As a service-driven industry, I think that it’s often easy to lose sight of the basics and I hope that people start really thinking about what matters most when planning their strategies for this year.  Everywhere we go, it seems that cost saving and value adds are discussed ad nauseam and to be frank, I am starting to get really tired of hearing about it.

In my mind, it breeds an unhealthy business environment where the clients focus only on the bottom line and the suppliers focus on tearing themselves into  pieces to offer more, more, more.

There is only so much that you can do to differentiate yourself from your competitors. Yes, you can come up with some great stuff and be excitingly innovative, but who is in the mood to do that when it is difficult to keep the lights on?  Is it worth the resources spent to get more innovative in your value adds if your clients aren’t willing to pay for it and will leave you for a supplier down the road who is marginally cheaper than you?

If that is the case, then are we maybe spending too much time focussing on the ‘big stuff’ and not enough time focussing on some of the basics?  So here is the question.  What more can be done to keep clients happy, build at least a bit of loyalty, and keep your sanity while you are at it?

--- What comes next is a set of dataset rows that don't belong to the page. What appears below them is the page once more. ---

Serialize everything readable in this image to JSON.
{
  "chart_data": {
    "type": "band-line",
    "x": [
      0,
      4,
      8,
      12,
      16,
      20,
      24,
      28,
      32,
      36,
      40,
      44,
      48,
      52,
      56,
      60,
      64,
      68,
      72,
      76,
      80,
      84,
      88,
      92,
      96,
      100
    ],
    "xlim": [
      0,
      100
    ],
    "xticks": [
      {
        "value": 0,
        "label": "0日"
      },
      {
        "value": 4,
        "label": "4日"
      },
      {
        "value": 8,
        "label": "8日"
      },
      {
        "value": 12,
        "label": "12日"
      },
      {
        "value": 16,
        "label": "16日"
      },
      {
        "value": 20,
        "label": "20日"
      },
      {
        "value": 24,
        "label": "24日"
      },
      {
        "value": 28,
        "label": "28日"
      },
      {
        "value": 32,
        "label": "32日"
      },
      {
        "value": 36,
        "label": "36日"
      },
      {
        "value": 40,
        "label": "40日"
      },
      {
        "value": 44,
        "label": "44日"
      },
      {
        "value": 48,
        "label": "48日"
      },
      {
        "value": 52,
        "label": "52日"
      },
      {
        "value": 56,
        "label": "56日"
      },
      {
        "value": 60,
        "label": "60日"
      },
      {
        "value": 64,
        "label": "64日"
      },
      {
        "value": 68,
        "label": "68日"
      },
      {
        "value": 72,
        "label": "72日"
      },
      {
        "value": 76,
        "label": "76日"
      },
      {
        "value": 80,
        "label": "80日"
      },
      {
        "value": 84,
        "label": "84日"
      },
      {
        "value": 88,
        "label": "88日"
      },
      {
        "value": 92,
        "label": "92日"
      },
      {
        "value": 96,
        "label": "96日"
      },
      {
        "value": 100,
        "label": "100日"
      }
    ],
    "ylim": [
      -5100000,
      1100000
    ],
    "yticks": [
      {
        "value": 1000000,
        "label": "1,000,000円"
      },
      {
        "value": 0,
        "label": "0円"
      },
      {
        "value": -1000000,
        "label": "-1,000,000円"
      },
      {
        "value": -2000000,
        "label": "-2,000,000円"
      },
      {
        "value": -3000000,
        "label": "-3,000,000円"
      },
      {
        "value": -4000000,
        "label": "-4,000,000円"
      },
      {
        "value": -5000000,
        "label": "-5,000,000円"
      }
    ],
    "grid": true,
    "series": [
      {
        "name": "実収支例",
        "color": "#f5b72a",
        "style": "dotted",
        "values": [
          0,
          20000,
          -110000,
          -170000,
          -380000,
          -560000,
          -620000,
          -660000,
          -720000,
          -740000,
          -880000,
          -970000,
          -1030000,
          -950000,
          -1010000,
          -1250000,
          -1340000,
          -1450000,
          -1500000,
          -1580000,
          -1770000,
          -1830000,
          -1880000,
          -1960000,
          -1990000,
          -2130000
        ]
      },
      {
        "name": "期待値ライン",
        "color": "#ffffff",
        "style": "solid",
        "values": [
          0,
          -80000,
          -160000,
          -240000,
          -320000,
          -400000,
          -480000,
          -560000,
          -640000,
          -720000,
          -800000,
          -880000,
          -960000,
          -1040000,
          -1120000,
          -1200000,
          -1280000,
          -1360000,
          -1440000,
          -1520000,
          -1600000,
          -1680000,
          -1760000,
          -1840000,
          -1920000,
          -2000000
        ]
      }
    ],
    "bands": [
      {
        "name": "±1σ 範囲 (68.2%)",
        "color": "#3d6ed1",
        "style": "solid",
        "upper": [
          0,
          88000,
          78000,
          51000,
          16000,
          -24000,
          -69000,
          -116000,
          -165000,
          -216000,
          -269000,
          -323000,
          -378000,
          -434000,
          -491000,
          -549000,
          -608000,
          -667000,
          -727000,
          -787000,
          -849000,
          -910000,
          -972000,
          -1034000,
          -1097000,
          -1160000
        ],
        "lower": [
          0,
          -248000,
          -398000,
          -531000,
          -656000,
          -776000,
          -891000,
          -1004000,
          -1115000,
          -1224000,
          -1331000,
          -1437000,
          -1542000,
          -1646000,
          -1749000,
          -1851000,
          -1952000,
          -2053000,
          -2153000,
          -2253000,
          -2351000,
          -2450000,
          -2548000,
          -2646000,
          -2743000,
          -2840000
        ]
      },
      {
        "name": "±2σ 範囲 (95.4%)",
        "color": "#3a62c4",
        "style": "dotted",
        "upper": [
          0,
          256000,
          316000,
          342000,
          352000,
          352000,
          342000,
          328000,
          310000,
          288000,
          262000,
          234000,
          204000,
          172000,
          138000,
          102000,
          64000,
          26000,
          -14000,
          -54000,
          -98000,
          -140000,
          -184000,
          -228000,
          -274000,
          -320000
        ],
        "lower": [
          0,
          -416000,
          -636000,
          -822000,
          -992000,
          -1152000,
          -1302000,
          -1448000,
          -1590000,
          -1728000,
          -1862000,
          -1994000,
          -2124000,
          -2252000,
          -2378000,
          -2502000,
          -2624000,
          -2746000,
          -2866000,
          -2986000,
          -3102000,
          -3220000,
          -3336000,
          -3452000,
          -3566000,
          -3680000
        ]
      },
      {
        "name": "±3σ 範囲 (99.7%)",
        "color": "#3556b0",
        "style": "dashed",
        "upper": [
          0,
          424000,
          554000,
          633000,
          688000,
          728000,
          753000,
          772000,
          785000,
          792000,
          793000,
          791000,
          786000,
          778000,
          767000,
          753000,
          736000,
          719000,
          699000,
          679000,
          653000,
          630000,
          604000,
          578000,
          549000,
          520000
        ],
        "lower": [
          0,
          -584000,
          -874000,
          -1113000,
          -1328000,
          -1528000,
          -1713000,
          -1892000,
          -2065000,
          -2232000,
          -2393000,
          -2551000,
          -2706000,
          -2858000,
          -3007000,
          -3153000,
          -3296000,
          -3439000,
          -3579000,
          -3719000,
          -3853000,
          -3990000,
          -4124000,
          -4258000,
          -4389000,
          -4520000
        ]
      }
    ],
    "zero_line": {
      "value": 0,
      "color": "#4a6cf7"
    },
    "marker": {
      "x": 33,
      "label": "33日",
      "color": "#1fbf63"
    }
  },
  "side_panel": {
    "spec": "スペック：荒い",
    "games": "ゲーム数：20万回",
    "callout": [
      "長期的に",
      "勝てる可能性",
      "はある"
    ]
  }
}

It’s never good to over-simplify, but sometimes we need to just cut away all the noise and distraction to get to the good stuff.  If we do that, I think that we will hopefully get back to the realisation that relationships make the world go round and if you want to offer true value, you need to really look at your relationships and what you are doing to add warmth to your brand.

I read an article recently where the writer was quoting someone who relayed a story about his family’s cruise ship holidays in the 1960s. They went on the same ship each year, and each year upon entering their cabin after check in, the book that he had been reading the previous year in his cabin was on the nightstand, with the bookmark placed where he had left off.  Clearly, this book is read by many people staying in that same cabin during the year, and clearly an eye for detail and some meticulous record keeping is required by the ship’s staff.  And yes it does sound a bit ‘over-board’ (excuse the pun), but here’s the thing – if this was possible in the 60s, with limited technology, is it really too much to ask for today?

Yes, we have a lot more clients to deal with, and commerce and industry is operating at a rate that was unthinkable in the 60s, but we also have many more resources and tools now than we did then.  So instead of using our resources to add more and more products and services to our offering, should we maybe think about using them to get back to the basics of adding more warmth to our brand and facilitating more personal interaction with our clients?

My thinking is that you will build far more loyalty and make it far harder for a client to continually drive your costs down if you have taken the time to nurture the relationship and give them the personal touch they are craving.

My wish for this year – I hope that you can nurture stronger, better and more personal relationships.